# Hibernate Tools und Eclipse Europs 3.3



## Gast (25. Mai 2008)

Hallo Zusammen,

hat jemand geschafft, diese Kombination zu installieren. Wenn man Eclipse Europa und die Updatesite von JBoss verwendet, gibt es immer wieder irgendwelche Abhänigkeiten. Und egal was ma installiert, es beleiben Abhänigkeiten offen.

Danke und Gruß


----------



## semi (25. Mai 2008)

Klar funktioniert es. Siehe: http://www.java-forum.org/de/topic69038_anf-nger-hibernate-einstieg.html
Von den ganzen JBoss-Tools brauchst du nur die Hibernate-Console.
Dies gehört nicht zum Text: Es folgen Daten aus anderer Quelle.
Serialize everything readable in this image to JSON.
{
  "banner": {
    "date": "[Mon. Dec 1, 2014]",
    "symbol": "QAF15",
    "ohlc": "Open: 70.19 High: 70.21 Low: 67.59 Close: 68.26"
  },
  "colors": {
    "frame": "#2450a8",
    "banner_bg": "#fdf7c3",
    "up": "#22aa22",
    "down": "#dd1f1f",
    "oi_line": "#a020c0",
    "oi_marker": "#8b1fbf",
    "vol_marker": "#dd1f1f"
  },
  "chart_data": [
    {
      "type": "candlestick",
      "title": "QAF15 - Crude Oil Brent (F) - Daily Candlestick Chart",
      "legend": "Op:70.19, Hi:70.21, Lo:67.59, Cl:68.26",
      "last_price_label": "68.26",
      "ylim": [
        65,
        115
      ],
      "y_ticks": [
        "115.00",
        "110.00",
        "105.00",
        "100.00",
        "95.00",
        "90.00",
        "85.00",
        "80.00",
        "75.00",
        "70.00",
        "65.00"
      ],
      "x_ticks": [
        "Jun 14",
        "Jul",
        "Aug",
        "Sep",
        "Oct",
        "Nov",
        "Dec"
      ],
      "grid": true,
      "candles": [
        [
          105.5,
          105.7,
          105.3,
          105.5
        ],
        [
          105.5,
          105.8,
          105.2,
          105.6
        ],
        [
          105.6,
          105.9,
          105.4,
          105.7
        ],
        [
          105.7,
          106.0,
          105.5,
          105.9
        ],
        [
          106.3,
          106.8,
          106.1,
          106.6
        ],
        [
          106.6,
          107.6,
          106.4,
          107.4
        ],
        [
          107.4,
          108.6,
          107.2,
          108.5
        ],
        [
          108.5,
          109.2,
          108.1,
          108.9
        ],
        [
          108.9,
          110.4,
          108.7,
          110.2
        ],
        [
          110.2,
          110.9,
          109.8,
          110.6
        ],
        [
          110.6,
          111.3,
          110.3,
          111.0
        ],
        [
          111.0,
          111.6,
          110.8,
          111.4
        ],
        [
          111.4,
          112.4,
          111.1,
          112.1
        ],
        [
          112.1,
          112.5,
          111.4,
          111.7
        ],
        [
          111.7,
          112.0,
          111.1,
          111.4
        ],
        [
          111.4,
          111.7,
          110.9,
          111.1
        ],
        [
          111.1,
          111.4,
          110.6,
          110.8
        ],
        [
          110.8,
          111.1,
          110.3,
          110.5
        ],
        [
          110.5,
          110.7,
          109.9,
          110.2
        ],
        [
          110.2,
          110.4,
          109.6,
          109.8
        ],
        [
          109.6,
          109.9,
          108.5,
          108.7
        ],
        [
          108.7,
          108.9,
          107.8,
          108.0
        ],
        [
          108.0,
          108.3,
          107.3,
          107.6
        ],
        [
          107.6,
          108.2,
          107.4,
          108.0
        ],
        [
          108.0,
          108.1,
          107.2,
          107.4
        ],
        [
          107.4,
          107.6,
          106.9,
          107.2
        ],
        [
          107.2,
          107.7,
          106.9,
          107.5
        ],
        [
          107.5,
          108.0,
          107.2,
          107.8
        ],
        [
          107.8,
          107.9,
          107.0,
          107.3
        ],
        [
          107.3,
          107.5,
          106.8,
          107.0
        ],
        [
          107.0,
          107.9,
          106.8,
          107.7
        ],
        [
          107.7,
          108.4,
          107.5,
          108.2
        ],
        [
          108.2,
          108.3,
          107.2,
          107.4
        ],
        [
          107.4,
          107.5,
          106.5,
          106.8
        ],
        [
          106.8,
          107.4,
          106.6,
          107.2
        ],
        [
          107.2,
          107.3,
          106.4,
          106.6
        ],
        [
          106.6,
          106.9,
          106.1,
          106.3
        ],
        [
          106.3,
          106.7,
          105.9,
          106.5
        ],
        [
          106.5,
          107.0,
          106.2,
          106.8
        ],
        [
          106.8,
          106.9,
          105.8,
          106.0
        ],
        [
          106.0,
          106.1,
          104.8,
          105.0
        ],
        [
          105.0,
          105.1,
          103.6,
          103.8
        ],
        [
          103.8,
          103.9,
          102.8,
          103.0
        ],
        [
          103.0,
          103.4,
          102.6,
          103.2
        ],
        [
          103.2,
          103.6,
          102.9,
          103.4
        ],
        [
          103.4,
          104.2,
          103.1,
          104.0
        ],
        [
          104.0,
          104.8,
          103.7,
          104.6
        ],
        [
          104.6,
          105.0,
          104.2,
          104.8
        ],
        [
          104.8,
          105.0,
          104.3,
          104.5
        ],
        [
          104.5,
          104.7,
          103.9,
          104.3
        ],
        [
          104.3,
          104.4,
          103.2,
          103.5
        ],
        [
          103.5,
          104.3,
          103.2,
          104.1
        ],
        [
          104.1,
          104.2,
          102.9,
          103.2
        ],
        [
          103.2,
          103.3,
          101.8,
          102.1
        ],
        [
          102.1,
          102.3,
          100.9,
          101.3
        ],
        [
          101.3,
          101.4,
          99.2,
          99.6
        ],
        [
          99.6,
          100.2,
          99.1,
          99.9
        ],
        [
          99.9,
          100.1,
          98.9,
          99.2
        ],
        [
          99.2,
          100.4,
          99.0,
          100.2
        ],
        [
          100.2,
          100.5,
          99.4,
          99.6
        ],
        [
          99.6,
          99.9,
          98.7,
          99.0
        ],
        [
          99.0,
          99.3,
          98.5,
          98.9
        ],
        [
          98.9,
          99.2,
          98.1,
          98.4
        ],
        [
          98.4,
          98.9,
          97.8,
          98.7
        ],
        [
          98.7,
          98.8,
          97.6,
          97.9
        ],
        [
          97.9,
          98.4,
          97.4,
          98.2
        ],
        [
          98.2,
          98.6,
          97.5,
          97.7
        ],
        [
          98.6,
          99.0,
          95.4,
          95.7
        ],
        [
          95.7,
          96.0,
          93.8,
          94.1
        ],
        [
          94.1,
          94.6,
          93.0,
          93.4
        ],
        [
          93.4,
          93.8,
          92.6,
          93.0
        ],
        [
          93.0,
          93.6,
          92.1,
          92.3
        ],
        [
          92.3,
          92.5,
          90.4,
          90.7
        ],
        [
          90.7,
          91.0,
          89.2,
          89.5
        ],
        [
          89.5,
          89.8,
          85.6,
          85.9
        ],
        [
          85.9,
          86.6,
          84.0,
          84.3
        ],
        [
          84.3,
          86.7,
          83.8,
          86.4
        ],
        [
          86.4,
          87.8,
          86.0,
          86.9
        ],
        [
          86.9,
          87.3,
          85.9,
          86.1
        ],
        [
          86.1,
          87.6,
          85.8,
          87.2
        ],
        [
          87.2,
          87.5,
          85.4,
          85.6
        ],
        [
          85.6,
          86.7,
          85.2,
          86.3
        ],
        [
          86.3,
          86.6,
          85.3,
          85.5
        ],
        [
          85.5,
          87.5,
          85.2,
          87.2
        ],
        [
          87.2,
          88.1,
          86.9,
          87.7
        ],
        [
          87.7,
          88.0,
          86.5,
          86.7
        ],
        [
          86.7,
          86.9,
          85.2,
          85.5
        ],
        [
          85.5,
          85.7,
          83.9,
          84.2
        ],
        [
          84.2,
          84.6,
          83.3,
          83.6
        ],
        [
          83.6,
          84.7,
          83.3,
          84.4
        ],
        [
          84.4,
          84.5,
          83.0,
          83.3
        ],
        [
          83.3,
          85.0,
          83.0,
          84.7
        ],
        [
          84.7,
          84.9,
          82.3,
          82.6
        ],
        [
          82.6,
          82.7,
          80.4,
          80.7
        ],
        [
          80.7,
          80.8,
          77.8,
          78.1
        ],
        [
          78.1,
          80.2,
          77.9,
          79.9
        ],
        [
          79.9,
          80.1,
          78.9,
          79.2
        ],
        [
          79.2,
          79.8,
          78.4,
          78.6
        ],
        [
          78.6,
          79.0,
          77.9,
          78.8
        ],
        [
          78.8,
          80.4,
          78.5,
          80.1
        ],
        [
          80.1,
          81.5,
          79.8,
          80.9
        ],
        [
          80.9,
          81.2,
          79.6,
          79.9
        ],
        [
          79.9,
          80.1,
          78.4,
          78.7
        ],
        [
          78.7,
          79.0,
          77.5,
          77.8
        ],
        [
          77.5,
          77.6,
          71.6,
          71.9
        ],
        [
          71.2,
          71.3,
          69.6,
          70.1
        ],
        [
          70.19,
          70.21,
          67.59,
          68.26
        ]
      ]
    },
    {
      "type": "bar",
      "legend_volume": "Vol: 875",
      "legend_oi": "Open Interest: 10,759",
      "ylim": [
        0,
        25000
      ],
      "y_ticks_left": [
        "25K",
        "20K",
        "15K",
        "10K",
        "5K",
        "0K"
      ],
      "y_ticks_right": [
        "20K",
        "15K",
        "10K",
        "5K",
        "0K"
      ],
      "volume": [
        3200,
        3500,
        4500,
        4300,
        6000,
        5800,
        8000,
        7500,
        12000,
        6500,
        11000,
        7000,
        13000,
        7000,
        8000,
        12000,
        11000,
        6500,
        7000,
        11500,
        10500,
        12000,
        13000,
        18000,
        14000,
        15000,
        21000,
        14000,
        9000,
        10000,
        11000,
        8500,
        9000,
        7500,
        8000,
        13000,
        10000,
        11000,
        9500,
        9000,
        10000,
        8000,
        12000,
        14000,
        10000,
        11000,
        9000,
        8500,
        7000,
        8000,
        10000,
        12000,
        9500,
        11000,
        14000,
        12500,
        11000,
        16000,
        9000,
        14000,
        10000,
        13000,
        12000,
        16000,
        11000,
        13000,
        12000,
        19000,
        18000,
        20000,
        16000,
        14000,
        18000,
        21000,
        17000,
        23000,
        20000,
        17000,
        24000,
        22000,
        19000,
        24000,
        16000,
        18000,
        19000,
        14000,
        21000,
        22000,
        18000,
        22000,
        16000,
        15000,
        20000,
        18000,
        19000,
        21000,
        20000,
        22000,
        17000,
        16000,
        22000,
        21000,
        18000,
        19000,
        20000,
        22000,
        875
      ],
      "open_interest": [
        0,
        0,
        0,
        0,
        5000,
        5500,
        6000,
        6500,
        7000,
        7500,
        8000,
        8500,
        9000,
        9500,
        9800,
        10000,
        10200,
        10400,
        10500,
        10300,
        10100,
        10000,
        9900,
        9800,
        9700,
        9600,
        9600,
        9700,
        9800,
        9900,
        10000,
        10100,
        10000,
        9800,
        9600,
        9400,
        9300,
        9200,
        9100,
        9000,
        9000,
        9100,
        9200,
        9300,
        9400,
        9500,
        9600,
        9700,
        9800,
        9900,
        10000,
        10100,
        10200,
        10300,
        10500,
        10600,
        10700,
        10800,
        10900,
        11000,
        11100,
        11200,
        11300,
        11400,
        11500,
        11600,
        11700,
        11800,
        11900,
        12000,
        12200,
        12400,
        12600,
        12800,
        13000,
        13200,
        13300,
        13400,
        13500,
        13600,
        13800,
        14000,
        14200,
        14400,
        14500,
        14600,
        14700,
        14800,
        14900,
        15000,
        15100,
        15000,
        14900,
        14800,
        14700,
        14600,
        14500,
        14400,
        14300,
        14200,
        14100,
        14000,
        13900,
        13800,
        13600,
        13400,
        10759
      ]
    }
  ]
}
Wie der Rest bei Eclipse 3.3 läuft, weiss ich 
nicht, habe es nicht verwendet. Ich gehe jetzt davon aus, dass du "Eclipse IDE for Java EE Developers" installiert 
hast. Eclipse Classic 3.3.x hat kein JST oder WST dabei, daher vermutlich die Probleme. 
Siehe auch: http://www.eclipse.org/downloads/moreinfo/compare.php


----------



## Gast (25. Mai 2008)

Danke! Danke! Danke! Danke! Danke! Danke!   

Da ich die JPA in Einer SE-Anwendung nutzen wollte, hatte ich natürlich "nur" Eclipse Europa für Java. Mit EE ging es ohne Probleme.

Nochmals Danke !!!


----------